Appendix A: Simulation Configuration and Output Data

A.1 Simulation Overview

The simulation investigated the spontaneous emergence of persistent information-bearing structures in a minimally constrained nonequilibrium physical system. The modeled system represents an open thermodynamic field subject to continuous energy flux, stochastic perturbations, and internal reaction–diffusion dynamics. No biological processes, symbolic encodings, or predefined informational seeds were imposed.

The simulation was designed to test whether information closure—defined as the stabilization of internal causal constraints under sustained noise and entropy flow—can arise purely from physical dynamics.

A.2 Initial Conditions and Environmental Parameters

The system was initialized as an open thermodynamic field with the following properties:

• System type: Open nonequilibrium field

• Spacetime: Defined

• Temporal directionality: Defined

• Causality: Defined

• Matter representation: Generic interaction field

• Chemistry: Abstract reaction network with minimal priors

• Biology: Explicitly excluded

Environmental conditions:

• Temperature: 295 K

• Pressure: 1 atm

• Solvent class: Water-like

• pH range: 6.5–8.5

• Ionic strength: Moderate (0.1 M)

• Surface catalysis: Enabled

• Surface classes: Clay-like, basaltic glass-like, sulfide-like

These parameters were selected to be physically plausible without invoking specific geochemical pathways.

A.3 Energy Driving and Nonequilibrium Forcing

The system was driven by sustained nonequilibrium energy fluxes:

• Thermal gradients

• Redox gradients

• Periodic ultraviolet irradiation

Ultraviolet driving was implemented with:

• Pulse period: 1200 s

• Duty cycle: 15%

Entropy injection was continuous and moderate, preventing trivial equilibration or runaway instability.
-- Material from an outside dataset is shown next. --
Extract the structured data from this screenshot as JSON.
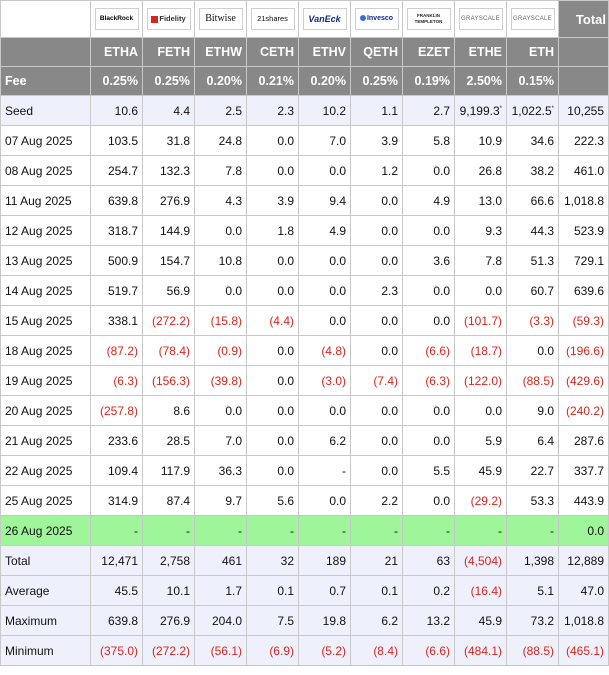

A.4 Reaction Network Architecture

The internal interaction network was configured as follows:

• Network class: Autocatalysis-capable

• Node count: 4096

• Edge density: 0.02

• Catalysis fraction: 0.08

• Inhibition fraction: 0.03

• Diffusion coupling: Enabled

• Compartmentalization: Emergent (not predefined)

This sparse architecture permits the formation of autocatalytic subsets while maintaining global dynamical flexibility.

A.5 Noise Model

Stochasticity was introduced through multiple channels:

• Field noise amplitude: 1 × 10⁻²⁸

• Reaction noise: Enabled

• Thermal fluctuations: Enabled

Noise levels were intentionally small but persistent, ensuring that observed stability was not a numerical artifact.

A.6 Tracked Observables

The simulation tracked the following observables throughout integration:

• Information density

• Mutual information between system regions

• Memory half-life

• Error rates and correction events

• Replication fidelity (where applicable)

• Autocatalytic set size

• Compartment stability

• Free energy dissipation

• Network phase transitions

Time-series data were exported, along with the top-ranked emergent structures.
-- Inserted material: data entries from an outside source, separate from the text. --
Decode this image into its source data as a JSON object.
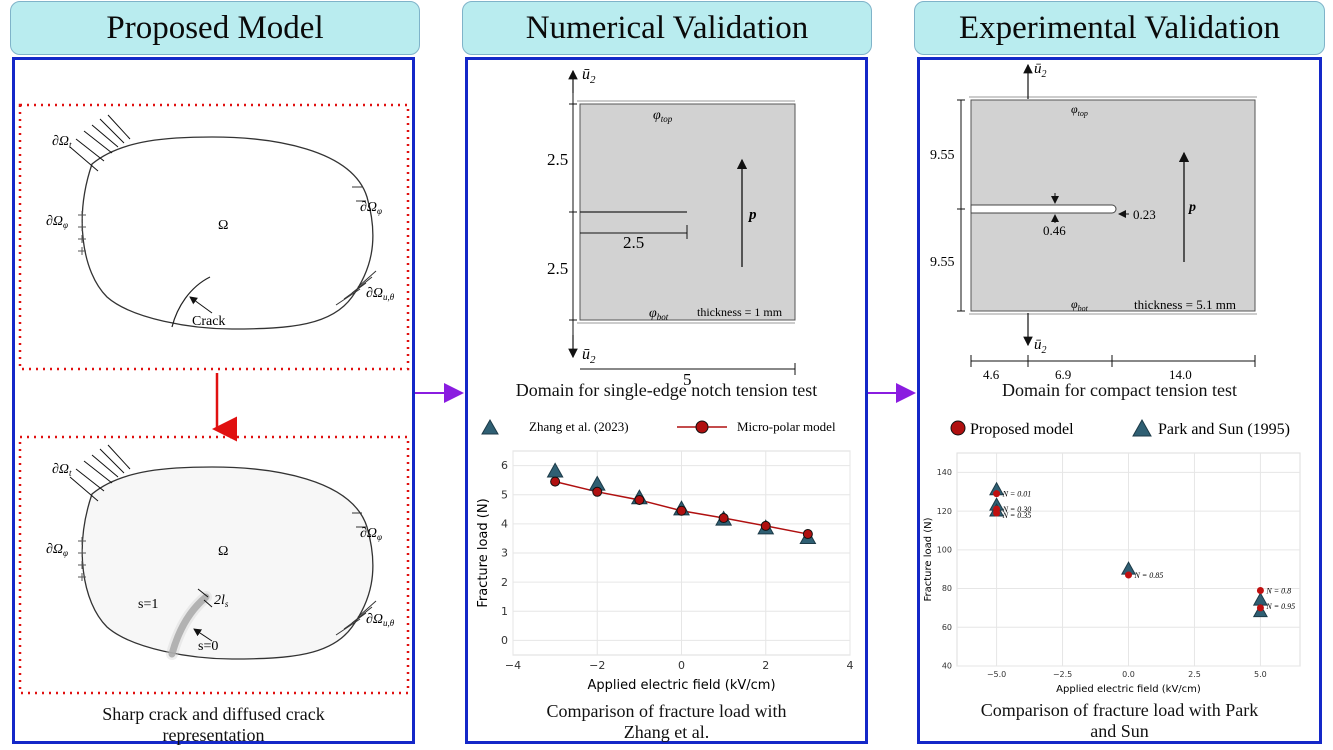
{
  "headers": {
    "proposed": "Proposed Model",
    "numerical": "Numerical Validation",
    "experimental": "Experimental Validation"
  },
  "panel1": {
    "omega": "Ω",
    "d_omega_t": "∂Ω",
    "d_omega_t_sub": "t",
    "d_omega_phi": "∂Ω",
    "d_omega_phi_sub": "φ",
    "d_omega_u": "∂Ω",
    "d_omega_u_sub": "u,θ",
    "crack": "Crack",
    "s1": "s=1",
    "s0": "s=0",
    "width_label": "2l",
    "width_sub": "s",
    "caption_line1": "Sharp crack and diffused crack",
    "caption_line2": "representation"
  },
  "panel2": {
    "u_top": "ū",
    "u_sub": "2",
    "phi_top": "φ",
    "phi_top_sub": "top",
    "phi_bot": "φ",
    "phi_bot_sub": "bot",
    "dim_top": "2.5",
    "dim_bot": "2.5",
    "notch_len": "2.5",
    "width": "5",
    "p": "p",
    "thickness": "thickness = 1 mm",
    "domain_caption": "Domain for single-edge notch tension test",
    "legend_a": "Zhang et al. (2023)",
    "legend_b": "Micro-polar model",
    "chart_caption_line1": "Comparison of fracture load with",
    "chart_caption_line2": "Zhang et al."
  },
  "panel3": {
    "u_top": "ū",
    "u_sub": "2",
    "phi_top": "φ",
    "phi_top_sub": "top",
    "phi_bot": "φ",
    "phi_bot_sub": "bot",
    "dim_top": "9.55",
    "dim_bot": "9.55",
    "gap": "0.46",
    "tip": "0.23",
    "p": "p",
    "thickness": "thickness = 5.1 mm",
    "w1": "4.6",
    "w2": "6.9",
    "w3": "14.0",
    "domain_caption": "Domain for compact tension test",
    "legend_a": "Proposed model",
    "legend_b": "Park and Sun (1995)",
    "chart_caption_line1": "Comparison of fracture load with Park",
    "chart_caption_line2": "and Sun"
  },
  "colors": {
    "header_bg": "#b9ecef",
    "panel_border": "#1428c8",
    "red_dots": "#e01010",
    "flow_arrow": "#8a1ce0",
    "triangle": "#2f5f73",
    "circle": "#b01010"
  },
  "chart_data": [
    {
      "type": "scatter",
      "xlabel": "Applied electric field (kV/cm)",
      "ylabel": "Fracture load (N)",
      "xlim": [
        -4,
        4
      ],
      "ylim": [
        -0.5,
        6.5
      ],
      "xticks": [
        -4,
        -2,
        0,
        2,
        4
      ],
      "yticks": [
        0,
        1,
        2,
        3,
        4,
        5,
        6
      ],
      "grid": true,
      "legend": "top",
      "series": [
        {
          "name": "Zhang et al. (2023)",
          "marker": "triangle",
          "x": [
            -3,
            -2,
            -1,
            0,
            1,
            2,
            3
          ],
          "y": [
            5.8,
            5.35,
            4.88,
            4.5,
            4.15,
            3.85,
            3.52
          ]
        },
        {
          "name": "Micro-polar model",
          "marker": "circle-line",
          "x": [
            -3,
            -2,
            -1,
            0,
            1,
            2,
            3
          ],
          "y": [
            5.45,
            5.1,
            4.82,
            4.45,
            4.2,
            3.93,
            3.65
          ]
        }
      ]
    },
    {
      "type": "scatter",
      "xlabel": "Applied electric field (kV/cm)",
      "ylabel": "Fracture load (N)",
      "xlim": [
        -6.5,
        6.5
      ],
      "ylim": [
        40,
        150
      ],
      "xticks": [
        -5.0,
        -2.5,
        0.0,
        2.5,
        5.0
      ],
      "yticks": [
        40,
        60,
        80,
        100,
        120,
        140
      ],
      "grid": true,
      "legend": "top",
      "series": [
        {
          "name": "Proposed model",
          "marker": "circle",
          "x": [
            -5,
            -5,
            -5,
            0,
            5,
            5
          ],
          "y": [
            129,
            121,
            119,
            87,
            79,
            70
          ]
        },
        {
          "name": "Park and Sun (1995)",
          "marker": "triangle",
          "x": [
            -5,
            -5,
            -5,
            0,
            5,
            5
          ],
          "y": [
            131,
            123,
            120,
            90,
            74,
            68
          ]
        }
      ],
      "annotations": [
        {
          "x": -5,
          "y": 129,
          "text": "N = 0.01"
        },
        {
          "x": -5,
          "y": 121,
          "text": "N = 0.30"
        },
        {
          "x": -5,
          "y": 118,
          "text": "N = 0.35"
        },
        {
          "x": 0,
          "y": 87,
          "text": "N = 0.85"
        },
        {
          "x": 5,
          "y": 79,
          "text": "N = 0.8"
        },
        {
          "x": 5,
          "y": 71,
          "text": "N = 0.95"
        }
      ]
    }
  ]
}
A.7 Integration Parameters

• Total simulated time: 86,400 s

• Temporal steps: 524,288

• Spatial grid points: 65,536

• Ensemble size: 256 independent realizations

• Random seed: 552,991

The large ensemble size ensured statistical robustness and reduced sensitivity to stochastic fluctuations.

A.8 Emergent Structures and Stability Metrics

The system consistently converged toward a stable information-bearing regime characterized by:

• Number of stable nodes: 59

• Global stability metric: 6.0526

• Topology variance metric: 0.0

The vanishing topology variance indicates topology locking, a hallmark of information closure in which internal constraints dominate over external perturbations.

A.9 Spatial Coordinates of Emergent Stable Nodes

A subset of representative emergent stable nodes is listed below (dimensionless coordinates):

These nodes form a persistent spatial configuration under sustained noise and energy flux.

A.10 Emergent System-Level Properties

Measured emergent properties of the stabilized regime include:

• Complexity: 3.3967

• Self-similarity: 0.3188

• Causal density: 0.421

These values place the system in an intermediate regime between randomness and biological organization.

A.11 Notes on Interpretation

This appendix reports observational simulation data only. No assumptions are made regarding specific molecules, laboratory realizations, or biological relevance. The purpose of the model is to assess the physical plausibility of spontaneous information closure under minimal constraints.